As gaivotas reinam, soberanas e elegantes, nas águas do Rio Tejo e do Rio Mondego, em Lisboa e no Porto, respectivamente. As ondas indo e vindo, as gaivotas na água, subindo e descendo, e, elas, paradas, disciplinadas, se deixando levar. Às vezes, no alto, se precipitam ante as águas do rio, para, com uma bicada, pegar um peixe miúdo que por ali passa, indo para lugar seguro a fim de melhor aproveitar o seu de comer.
O reinado das gaivotas se estende por muitos metros além do rio, imperando nos telhados. Do alto de um dos muros da Catedral da Sé, no Porto, vi a marca das gaivotas nos telhados próximos, num tom branco esverdeado, a assinalar a sua passagem por ali, sinal, na prática, a significar excrementos lançados, que, pela reiteração, acabam deixando sua marca bem visíveis. O telhado é das gaivotas, como o céu é do condor, poetaria Castro Alves, se tivesse ido a Lisboa e ao Porto.

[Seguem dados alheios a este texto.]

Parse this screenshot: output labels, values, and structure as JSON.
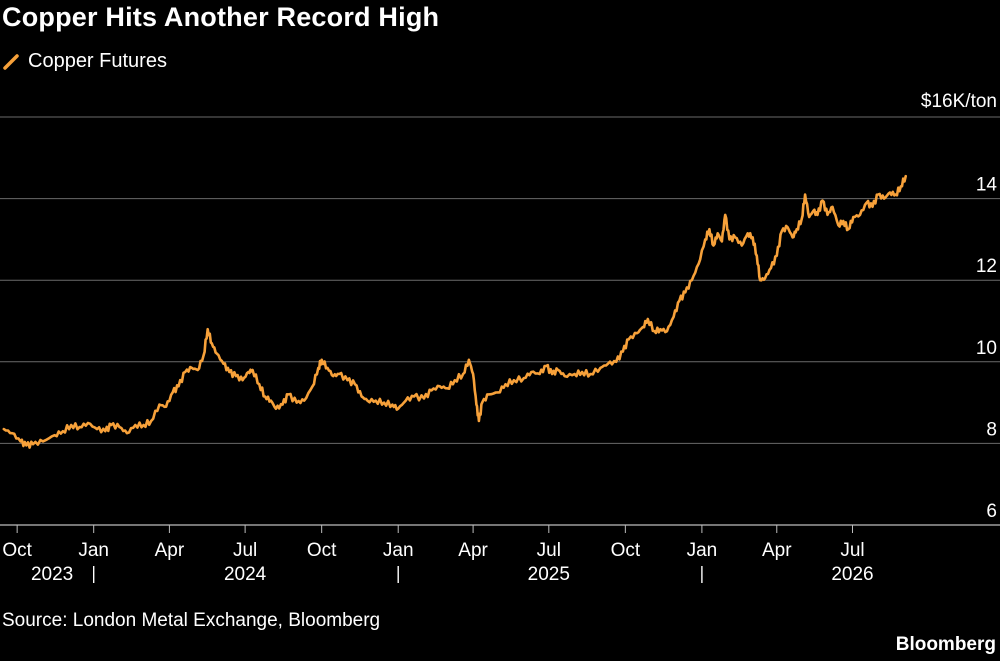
{
  "title": "Copper Hits Another Record High",
  "legend": {
    "label": "Copper Futures",
    "color": "#f7a13a"
  },
  "source": "Source: London Metal Exchange, Bloomberg",
  "brand": "Bloomberg",
  "chart_data": {
    "type": "line",
    "title": "Copper Hits Another Record High",
    "ylabel": "$16K/ton",
    "ylim": [
      6,
      16
    ],
    "yticks": [
      6,
      8,
      10,
      12,
      14,
      16
    ],
    "ytick_labels": [
      "6",
      "8",
      "10",
      "12",
      "14",
      "$16K/ton"
    ],
    "xlim": [
      "2023-09-14",
      "2026-10-31"
    ],
    "x_month_ticks": [
      {
        "date": "2023-10-01",
        "label": "Oct"
      },
      {
        "date": "2024-01-01",
        "label": "Jan"
      },
      {
        "date": "2024-04-01",
        "label": "Apr"
      },
      {
        "date": "2024-07-01",
        "label": "Jul"
      },
      {
        "date": "2024-10-01",
        "label": "Oct"
      },
      {
        "date": "2025-01-01",
        "label": "Jan"
      },
      {
        "date": "2025-04-01",
        "label": "Apr"
      },
      {
        "date": "2025-07-01",
        "label": "Jul"
      },
      {
        "date": "2025-10-01",
        "label": "Oct"
      },
      {
        "date": "2026-01-01",
        "label": "Jan"
      },
      {
        "date": "2026-04-01",
        "label": "Apr"
      },
      {
        "date": "2026-07-01",
        "label": "Jul"
      }
    ],
    "x_year_labels": [
      {
        "date": "2023-11-12",
        "label": "2023"
      },
      {
        "date": "2024-07-01",
        "label": "2024"
      },
      {
        "date": "2025-07-01",
        "label": "2025"
      },
      {
        "date": "2026-07-01",
        "label": "2026"
      }
    ],
    "x_year_dividers": [
      "2024-01-01",
      "2025-01-01",
      "2026-01-01"
    ],
    "grid": true,
    "legend_position": "top-left",
    "series": [
      {
        "name": "Copper Futures",
        "color": "#f7a13a",
        "points": [
          [
            "2023-09-15",
            8.35
          ],
          [
            "2023-09-25",
            8.25
          ],
          [
            "2023-10-05",
            8.05
          ],
          [
            "2023-10-12",
            7.95
          ],
          [
            "2023-10-20",
            7.98
          ],
          [
            "2023-11-01",
            8.05
          ],
          [
            "2023-11-15",
            8.2
          ],
          [
            "2023-11-25",
            8.3
          ],
          [
            "2023-12-05",
            8.45
          ],
          [
            "2023-12-15",
            8.4
          ],
          [
            "2023-12-25",
            8.5
          ],
          [
            "2024-01-05",
            8.35
          ],
          [
            "2024-01-15",
            8.3
          ],
          [
            "2024-01-22",
            8.45
          ],
          [
            "2024-02-01",
            8.4
          ],
          [
            "2024-02-10",
            8.25
          ],
          [
            "2024-02-20",
            8.45
          ],
          [
            "2024-03-01",
            8.45
          ],
          [
            "2024-03-10",
            8.55
          ],
          [
            "2024-03-20",
            8.95
          ],
          [
            "2024-03-28",
            8.9
          ],
          [
            "2024-04-05",
            9.25
          ],
          [
            "2024-04-12",
            9.4
          ],
          [
            "2024-04-20",
            9.75
          ],
          [
            "2024-04-28",
            9.85
          ],
          [
            "2024-05-05",
            9.8
          ],
          [
            "2024-05-12",
            10.15
          ],
          [
            "2024-05-17",
            10.8
          ],
          [
            "2024-05-22",
            10.45
          ],
          [
            "2024-05-28",
            10.2
          ],
          [
            "2024-06-05",
            9.95
          ],
          [
            "2024-06-12",
            9.75
          ],
          [
            "2024-06-20",
            9.65
          ],
          [
            "2024-06-28",
            9.55
          ],
          [
            "2024-07-05",
            9.75
          ],
          [
            "2024-07-10",
            9.8
          ],
          [
            "2024-07-18",
            9.45
          ],
          [
            "2024-07-25",
            9.15
          ],
          [
            "2024-08-01",
            9.05
          ],
          [
            "2024-08-07",
            8.85
          ],
          [
            "2024-08-15",
            8.95
          ],
          [
            "2024-08-22",
            9.2
          ],
          [
            "2024-09-01",
            9.0
          ],
          [
            "2024-09-10",
            9.05
          ],
          [
            "2024-09-20",
            9.4
          ],
          [
            "2024-09-27",
            9.85
          ],
          [
            "2024-10-01",
            10.05
          ],
          [
            "2024-10-08",
            9.85
          ],
          [
            "2024-10-15",
            9.65
          ],
          [
            "2024-10-22",
            9.7
          ],
          [
            "2024-11-01",
            9.55
          ],
          [
            "2024-11-10",
            9.45
          ],
          [
            "2024-11-18",
            9.15
          ],
          [
            "2024-11-25",
            9.05
          ],
          [
            "2024-12-05",
            9.05
          ],
          [
            "2024-12-15",
            9.0
          ],
          [
            "2024-12-25",
            8.95
          ],
          [
            "2025-01-01",
            8.85
          ],
          [
            "2025-01-10",
            9.05
          ],
          [
            "2025-01-20",
            9.15
          ],
          [
            "2025-02-01",
            9.1
          ],
          [
            "2025-02-10",
            9.3
          ],
          [
            "2025-02-20",
            9.4
          ],
          [
            "2025-03-01",
            9.35
          ],
          [
            "2025-03-10",
            9.55
          ],
          [
            "2025-03-20",
            9.7
          ],
          [
            "2025-03-27",
            10.05
          ],
          [
            "2025-04-01",
            9.7
          ],
          [
            "2025-04-05",
            8.95
          ],
          [
            "2025-04-08",
            8.55
          ],
          [
            "2025-04-12",
            9.0
          ],
          [
            "2025-04-20",
            9.2
          ],
          [
            "2025-05-01",
            9.25
          ],
          [
            "2025-05-10",
            9.45
          ],
          [
            "2025-05-20",
            9.55
          ],
          [
            "2025-06-01",
            9.6
          ],
          [
            "2025-06-10",
            9.75
          ],
          [
            "2025-06-20",
            9.7
          ],
          [
            "2025-06-28",
            9.9
          ],
          [
            "2025-07-05",
            9.7
          ],
          [
            "2025-07-12",
            9.8
          ],
          [
            "2025-07-20",
            9.65
          ],
          [
            "2025-08-01",
            9.7
          ],
          [
            "2025-08-10",
            9.75
          ],
          [
            "2025-08-20",
            9.7
          ],
          [
            "2025-09-01",
            9.85
          ],
          [
            "2025-09-10",
            9.95
          ],
          [
            "2025-09-20",
            10.0
          ],
          [
            "2025-09-28",
            10.25
          ],
          [
            "2025-10-05",
            10.55
          ],
          [
            "2025-10-15",
            10.7
          ],
          [
            "2025-10-22",
            10.85
          ],
          [
            "2025-10-28",
            11.05
          ],
          [
            "2025-11-05",
            10.75
          ],
          [
            "2025-11-12",
            10.8
          ],
          [
            "2025-11-20",
            10.75
          ],
          [
            "2025-11-28",
            11.1
          ],
          [
            "2025-12-05",
            11.5
          ],
          [
            "2025-12-12",
            11.7
          ],
          [
            "2025-12-20",
            12.0
          ],
          [
            "2025-12-28",
            12.4
          ],
          [
            "2026-01-05",
            13.0
          ],
          [
            "2026-01-10",
            13.25
          ],
          [
            "2026-01-15",
            12.85
          ],
          [
            "2026-01-20",
            13.15
          ],
          [
            "2026-01-25",
            12.95
          ],
          [
            "2026-01-29",
            13.6
          ],
          [
            "2026-02-03",
            13.0
          ],
          [
            "2026-02-10",
            13.05
          ],
          [
            "2026-02-18",
            12.85
          ],
          [
            "2026-02-25",
            13.15
          ],
          [
            "2026-03-03",
            13.05
          ],
          [
            "2026-03-08",
            12.6
          ],
          [
            "2026-03-12",
            12.0
          ],
          [
            "2026-03-18",
            12.05
          ],
          [
            "2026-03-25",
            12.3
          ],
          [
            "2026-04-01",
            12.6
          ],
          [
            "2026-04-07",
            13.2
          ],
          [
            "2026-04-14",
            13.3
          ],
          [
            "2026-04-20",
            13.05
          ],
          [
            "2026-04-25",
            13.25
          ],
          [
            "2026-05-01",
            13.5
          ],
          [
            "2026-05-05",
            14.1
          ],
          [
            "2026-05-10",
            13.55
          ],
          [
            "2026-05-15",
            13.7
          ],
          [
            "2026-05-20",
            13.6
          ],
          [
            "2026-05-26",
            13.95
          ],
          [
            "2026-06-01",
            13.6
          ],
          [
            "2026-06-07",
            13.8
          ],
          [
            "2026-06-14",
            13.35
          ],
          [
            "2026-06-20",
            13.45
          ],
          [
            "2026-06-26",
            13.25
          ],
          [
            "2026-07-02",
            13.55
          ],
          [
            "2026-07-10",
            13.6
          ],
          [
            "2026-07-18",
            13.9
          ],
          [
            "2026-07-25",
            13.8
          ],
          [
            "2026-08-01",
            14.1
          ],
          [
            "2026-08-08",
            14.0
          ],
          [
            "2026-08-15",
            14.15
          ],
          [
            "2026-08-22",
            14.1
          ],
          [
            "2026-08-28",
            14.3
          ],
          [
            "2026-09-03",
            14.55
          ]
        ]
      }
    ]
  }
}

Nessa parte, as gaivotas contam com a ativa participação dos pombos. Ah, dos pombos, que, na estação ferroviária do Porto, está escrito em algum lugar: Não alimente os pombos. Ou seja, os pombos que se virem, vão trabalhar, ganhar o pão com o suor do rosto. Ora, ora. Se assim a autoridade do Porto delibera é porque vê no pombo algo de indesejável, sem condições de combate, pelo número destes no centro histórico, cantando galantemente as pombas, dando vôos rasantes perante a multidão de turistas, mas sobretudo, como as gaivotas e com o consentimento tácito destas, defecando nas estátuas.
Do Infante D. Henrique, sem o menor respeito, deram a sua vasta cabeleira um tom esverdeado, numa cor que a indústria do tempo não trabalhava ainda. Mas, a grande e maior vítima foi Almeida Garret. Sua estátua, olhando para a Avenida dos Aliados, sentado, traz a marca da sua indignação ante todas as fezes que pombos e gaivotas, mais estes que aquelas, deixam cair. Foi a conclusão a que cheguei quando, me aproximando da estátua, vi Garret com o rosto voltado para o céu. Indignado, sim, com essas bonitas aves que, diariamente, durante a noite e o dia, cobrem, sem respeito algum, seu rosto de merda. Só pode ser.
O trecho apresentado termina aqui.